In other words, we have the weirdest of paradoxes. The more abstruse and detailed the argumentation gets in the fight against creationism, the more important emotional, non-rational cues become for the vast majority of us in weighing how to judge who's right! What this implies is that it makes little sense for a scientist of Smith's caliber to "engage" Behe if he is arguing in an irresponsible fashion. Two reasons:

1. If Behe has nothing to contribute to the science, Smith is wasting her time by arguing with a malicious fool. Behe has a long, documented history of making arguments that pretend to be scientific but are patently worthless. If this is another - and no doubt it is - who has time?
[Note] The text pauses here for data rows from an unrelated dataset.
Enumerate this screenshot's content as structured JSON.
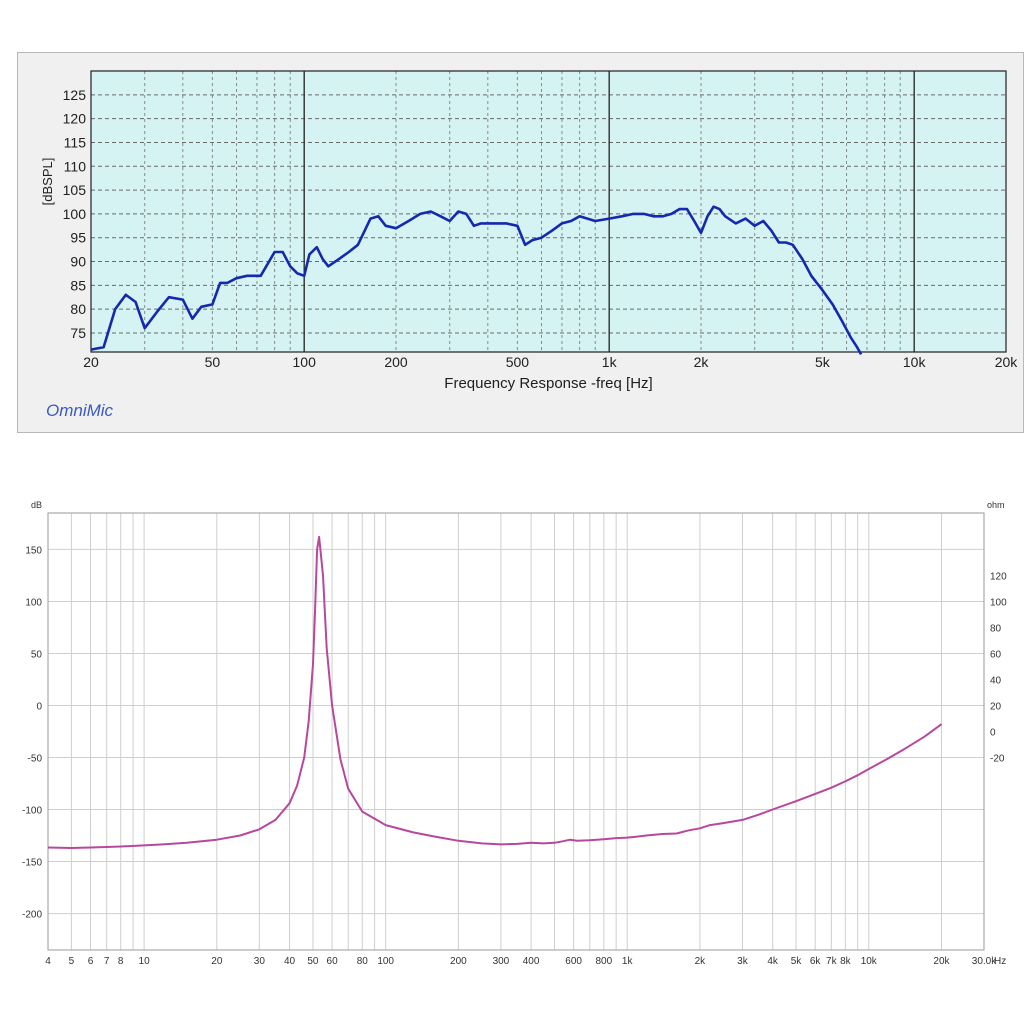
{
  "chart_data": [
    {
      "type": "line",
      "xlabel": "Frequency Response -freq [Hz]",
      "ylabel": "[dBSPL]",
      "x_scale": "log",
      "xlim": [
        20,
        20000
      ],
      "ylim": [
        71,
        130
      ],
      "x_ticks": [
        {
          "value": 20,
          "label": "20"
        },
        {
          "value": 50,
          "label": "50"
        },
        {
          "value": 100,
          "label": "100"
        },
        {
          "value": 200,
          "label": "200"
        },
        {
          "value": 500,
          "label": "500"
        },
        {
          "value": 1000,
          "label": "1k"
        },
        {
          "value": 2000,
          "label": "2k"
        },
        {
          "value": 5000,
          "label": "5k"
        },
        {
          "value": 10000,
          "label": "10k"
        },
        {
          "value": 20000,
          "label": "20k"
        }
      ],
      "y_ticks": [
        75,
        80,
        85,
        90,
        95,
        100,
        105,
        110,
        115,
        120,
        125
      ],
      "grid": true,
      "background": "#d6f3f3",
      "line_color": "#1428b0",
      "brand": "OmniMic",
      "series": [
        {
          "x": [
            20,
            22,
            24,
            26,
            28,
            30,
            33,
            36,
            40,
            43,
            46,
            50,
            53,
            56,
            60,
            65,
            72,
            80,
            85,
            90,
            95,
            100,
            104,
            110,
            115,
            120,
            130,
            140,
            150,
            165,
            175,
            185,
            200,
            220,
            240,
            260,
            280,
            300,
            320,
            340,
            360,
            380,
            400,
            430,
            460,
            500,
            530,
            560,
            600,
            650,
            700,
            750,
            800,
            900,
            1000,
            1100,
            1200,
            1300,
            1400,
            1500,
            1600,
            1700,
            1800,
            1900,
            2000,
            2100,
            2200,
            2300,
            2400,
            2600,
            2800,
            3000,
            3200,
            3400,
            3600,
            3800,
            4000,
            4300,
            4600,
            5000,
            5400,
            5800,
            6200,
            6500,
            6700
          ],
          "values": [
            71.5,
            72,
            80,
            83,
            81.5,
            76,
            79.5,
            82.5,
            82,
            78,
            80.5,
            81,
            85.5,
            85.5,
            86.5,
            87,
            87,
            92,
            92,
            89,
            87.5,
            87,
            91.5,
            93,
            90.5,
            89,
            90.5,
            92,
            93.5,
            99,
            99.5,
            97.5,
            97,
            98.5,
            100,
            100.5,
            99.5,
            98.5,
            100.5,
            100,
            97.5,
            98,
            98,
            98,
            98,
            97.5,
            93.5,
            94.5,
            95,
            96.5,
            98,
            98.5,
            99.5,
            98.5,
            99,
            99.5,
            100,
            100,
            99.5,
            99.5,
            100,
            101,
            101,
            98.5,
            96,
            99.5,
            101.5,
            101,
            99.5,
            98,
            99,
            97.5,
            98.5,
            96.5,
            94,
            94,
            93.5,
            90.5,
            87,
            84,
            81,
            77.5,
            74,
            72,
            70.5
          ]
        }
      ]
    },
    {
      "type": "line",
      "x_scale": "log",
      "xlim": [
        4,
        30000
      ],
      "ylim": [
        -235,
        185
      ],
      "left_unit": "dB",
      "right_unit": "ohm",
      "x_unit": "Hz",
      "x_ticks": [
        {
          "value": 4,
          "label": "4"
        },
        {
          "value": 5,
          "label": "5"
        },
        {
          "value": 6,
          "label": "6"
        },
        {
          "value": 7,
          "label": "7"
        },
        {
          "value": 8,
          "label": "8"
        },
        {
          "value": 10,
          "label": "10"
        },
        {
          "value": 20,
          "label": "20"
        },
        {
          "value": 30,
          "label": "30"
        },
        {
          "value": 40,
          "label": "40"
        },
        {
          "value": 50,
          "label": "50"
        },
        {
          "value": 60,
          "label": "60"
        },
        {
          "value": 80,
          "label": "80"
        },
        {
          "value": 100,
          "label": "100"
        },
        {
          "value": 200,
          "label": "200"
        },
        {
          "value": 300,
          "label": "300"
        },
        {
          "value": 400,
          "label": "400"
        },
        {
          "value": 600,
          "label": "600"
        },
        {
          "value": 800,
          "label": "800"
        },
        {
          "value": 1000,
          "label": "1k"
        },
        {
          "value": 2000,
          "label": "2k"
        },
        {
          "value": 3000,
          "label": "3k"
        },
        {
          "value": 4000,
          "label": "4k"
        },
        {
          "value": 5000,
          "label": "5k"
        },
        {
          "value": 6000,
          "label": "6k"
        },
        {
          "value": 7000,
          "label": "7k"
        },
        {
          "value": 8000,
          "label": "8k"
        },
        {
          "value": 10000,
          "label": "10k"
        },
        {
          "value": 20000,
          "label": "20k"
        },
        {
          "value": 30000,
          "label": "30.0k"
        }
      ],
      "y_ticks_left": [
        150,
        100,
        50,
        0,
        -50,
        -100,
        -150,
        -200
      ],
      "y_ticks_right": [
        {
          "value": 125,
          "label": "120"
        },
        {
          "value": 100,
          "label": "100"
        },
        {
          "value": 75,
          "label": "80"
        },
        {
          "value": 50,
          "label": "60"
        },
        {
          "value": 25,
          "label": "40"
        },
        {
          "value": 0,
          "label": "20"
        },
        {
          "value": -25,
          "label": "0"
        },
        {
          "value": -50,
          "label": "-20"
        }
      ],
      "grid": true,
      "line_color": "#b8479e",
      "series": [
        {
          "x": [
            4,
            5,
            6,
            7,
            8,
            10,
            12,
            15,
            20,
            25,
            30,
            35,
            40,
            43,
            46,
            48,
            50,
            51,
            52,
            53,
            55,
            57,
            60,
            65,
            70,
            80,
            100,
            130,
            160,
            200,
            250,
            300,
            350,
            400,
            450,
            500,
            540,
            580,
            620,
            700,
            800,
            900,
            1000,
            1100,
            1200,
            1400,
            1600,
            1800,
            2000,
            2200,
            2500,
            3000,
            3500,
            4000,
            5000,
            6000,
            7000,
            8000,
            9000,
            10000,
            12000,
            14000,
            17000,
            20000
          ],
          "values": [
            -136.5,
            -137,
            -136.5,
            -136,
            -135.5,
            -134.5,
            -133.5,
            -132,
            -129,
            -125,
            -119,
            -110,
            -94,
            -77,
            -50,
            -15,
            40,
            90,
            150,
            162,
            125,
            55,
            0,
            -52,
            -80,
            -102,
            -115,
            -122,
            -126,
            -130,
            -132.5,
            -133.5,
            -133,
            -132,
            -132.5,
            -132,
            -130.5,
            -129,
            -130,
            -129.5,
            -128.5,
            -127.5,
            -127,
            -126,
            -125,
            -123.5,
            -123,
            -120,
            -118,
            -115,
            -113,
            -110,
            -105,
            -100,
            -92,
            -85,
            -79,
            -73,
            -67,
            -61,
            -51,
            -42,
            -30,
            -18
          ]
        }
      ]
    }
  ]
}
2. If the purpose of engaging Behe is to rebut his arguments for the benefit of we interested laypeople, there is in fact the very real possibility that even the most interested of such folks - and I include myself in that list - will simply not be able to follow it. This inadvertently aids Behe and other creationists by all but forcing us to rely on emotional cues, tribal loyalties, and social norms in order to choose sides. This is surely the exact opposite of Smith's intent.

Let me stop for a moment and say unequivocally that I'm on Smith's side. I've read (and fully understood) enough Behe and his scientifically knowledgeable opponents to know that when it comes to the science, the man is either a fool, paid to act like a fool, or both. The questions I am bringing up are tactical. What is the point of arguing with Behe at such a level of detail? Who does it inform? Who does it benefit? Who does it hurt? I'm beginning to suspect that it would be far better to find new and creative ways to ignore Behe than to raise his status by arguing with him over stuff everyone who's studied the field knows is sheer idiocy.

Yes, some laypeople might be better equipped than I to follow Smith's arguments. Which simply means that Behe and his ilk will up the ante until even they are hopelessly lost, without ever once contributing anything to a genuine discussion of science. Ultimately, I think scientists must somehow find a way to push Behe to the side, not in the Mooney/Nisbet framing sense, but by making the modern case for evolution so crystal clear, and by restating that case over and over again, so that Behe sounds as much like a Flat-Earther to laypeople as he does to Smith (and me). The basic science isn't that hard to grasp, people. And, y'know, it really is incredibly exciting stuff, what's going on, what's been discovered.

PZ is certainly doing a great job in the blogosphere. And so does SA. Smith among others, . In the bookish world, Sean Carroll's books on evo-devo are masterpieces of popular science (links to come). What is needed, however, are regular. well-respected, and persuasive people in the mass media (television most of all) and in politics who will put science, especially the science of evolution, front and center. Not because it's an ideology with a covert morality. It isn't and it doesn't have any. But because the theory of evolution is one of the most extraordinary and most easily understood ideas anyone's ever had.

More on that last point soon (grin).